A United States World War II Marine veteran finished the New York City Marathon over the weekend and celebrated with a shot of scotch.
Jonathan Mendes, 96, finished the race in 11 hours and 20 minutes, making him one of the oldest people to finish the New York City Marathon.
This, however isn’t Mendes’ first time finishing the race. He has run in the race for 16 years and has a total of 11 official finishes. This year, he was not able to get an official result since the clock that tracked runners times had stopped roughly 45 minutes before he finished.
With 20 meters left in the race, Peter Ciaccia, the marathon’s race director, jogs out and puts an arm around Mendes to help him cross the finish line.
“Semper fi,” Ciaccia says.
“Do or die,” Mendes replies back.
After the race, Mendes lies down and when asked if he would like something to drink, he replies and says that he wants scotch.

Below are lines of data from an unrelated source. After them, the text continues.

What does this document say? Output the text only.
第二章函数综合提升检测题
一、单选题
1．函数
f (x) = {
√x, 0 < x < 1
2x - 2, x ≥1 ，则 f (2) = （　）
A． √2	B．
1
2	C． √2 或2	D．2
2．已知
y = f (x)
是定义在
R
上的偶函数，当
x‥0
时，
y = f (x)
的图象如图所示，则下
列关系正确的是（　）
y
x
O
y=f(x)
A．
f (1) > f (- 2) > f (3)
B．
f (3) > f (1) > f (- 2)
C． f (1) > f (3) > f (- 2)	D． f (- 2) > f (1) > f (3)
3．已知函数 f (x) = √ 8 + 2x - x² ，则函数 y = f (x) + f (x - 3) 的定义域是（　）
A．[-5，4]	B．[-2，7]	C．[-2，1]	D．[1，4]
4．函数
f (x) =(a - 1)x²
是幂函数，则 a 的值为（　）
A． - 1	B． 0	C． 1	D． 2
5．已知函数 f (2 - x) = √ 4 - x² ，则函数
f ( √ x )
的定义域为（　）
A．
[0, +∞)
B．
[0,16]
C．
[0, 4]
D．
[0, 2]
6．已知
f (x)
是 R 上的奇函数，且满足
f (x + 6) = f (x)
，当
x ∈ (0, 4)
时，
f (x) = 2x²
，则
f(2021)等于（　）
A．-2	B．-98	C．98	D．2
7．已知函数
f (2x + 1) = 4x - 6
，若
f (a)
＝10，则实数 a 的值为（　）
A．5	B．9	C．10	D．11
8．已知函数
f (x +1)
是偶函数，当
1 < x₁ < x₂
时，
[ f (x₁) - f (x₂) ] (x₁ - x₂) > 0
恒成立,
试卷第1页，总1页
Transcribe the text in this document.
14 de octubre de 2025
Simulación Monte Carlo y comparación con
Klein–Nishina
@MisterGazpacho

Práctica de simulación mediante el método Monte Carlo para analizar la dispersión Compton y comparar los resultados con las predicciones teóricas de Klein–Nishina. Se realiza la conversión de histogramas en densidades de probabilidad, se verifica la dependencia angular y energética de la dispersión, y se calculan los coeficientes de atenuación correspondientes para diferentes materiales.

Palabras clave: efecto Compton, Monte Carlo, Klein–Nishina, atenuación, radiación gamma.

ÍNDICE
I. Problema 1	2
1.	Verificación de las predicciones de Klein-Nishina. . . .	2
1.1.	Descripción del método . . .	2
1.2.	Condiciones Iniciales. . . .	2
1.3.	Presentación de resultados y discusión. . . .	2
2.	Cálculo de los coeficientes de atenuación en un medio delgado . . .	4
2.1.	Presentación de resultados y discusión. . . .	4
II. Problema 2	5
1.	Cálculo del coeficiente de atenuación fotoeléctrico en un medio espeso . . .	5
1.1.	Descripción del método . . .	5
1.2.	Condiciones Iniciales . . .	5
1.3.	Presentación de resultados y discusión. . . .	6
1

Mendes’ personal trainer, Tom Mangan, who works with Mendes twice a week for exercise, takes out a small paper bag and pulls out three small bottles of Johnnie Walker Black Label scotch.
“I’ve been saying for years that the key to living this long is a shot of whisky a day and a good woman, in that order,” Mendes says.
“Jon is an exceptional man,” Mangan told Runners World. “We have been laughing all day.”
While in the Marines, Mendes was a bomber pilot that flew more than 100 missions in World War II and more than 70 missions during the Korean War. He said that he trained John Glenn as well as Ted Williams.
Mendes said looking back on life, he has achieved many of his goals.
“You have to have goals in life,” he said. “They don’t have to be important. But at this stage I’ve done it all. I’ve skied all over the world. I’ve canoed the great rivers of the world. I flew dive-bombers for the Marine Corps in World War II, and jet fighter attack planes in Korea. And I never got hurt, so I don’t have any bad memories.”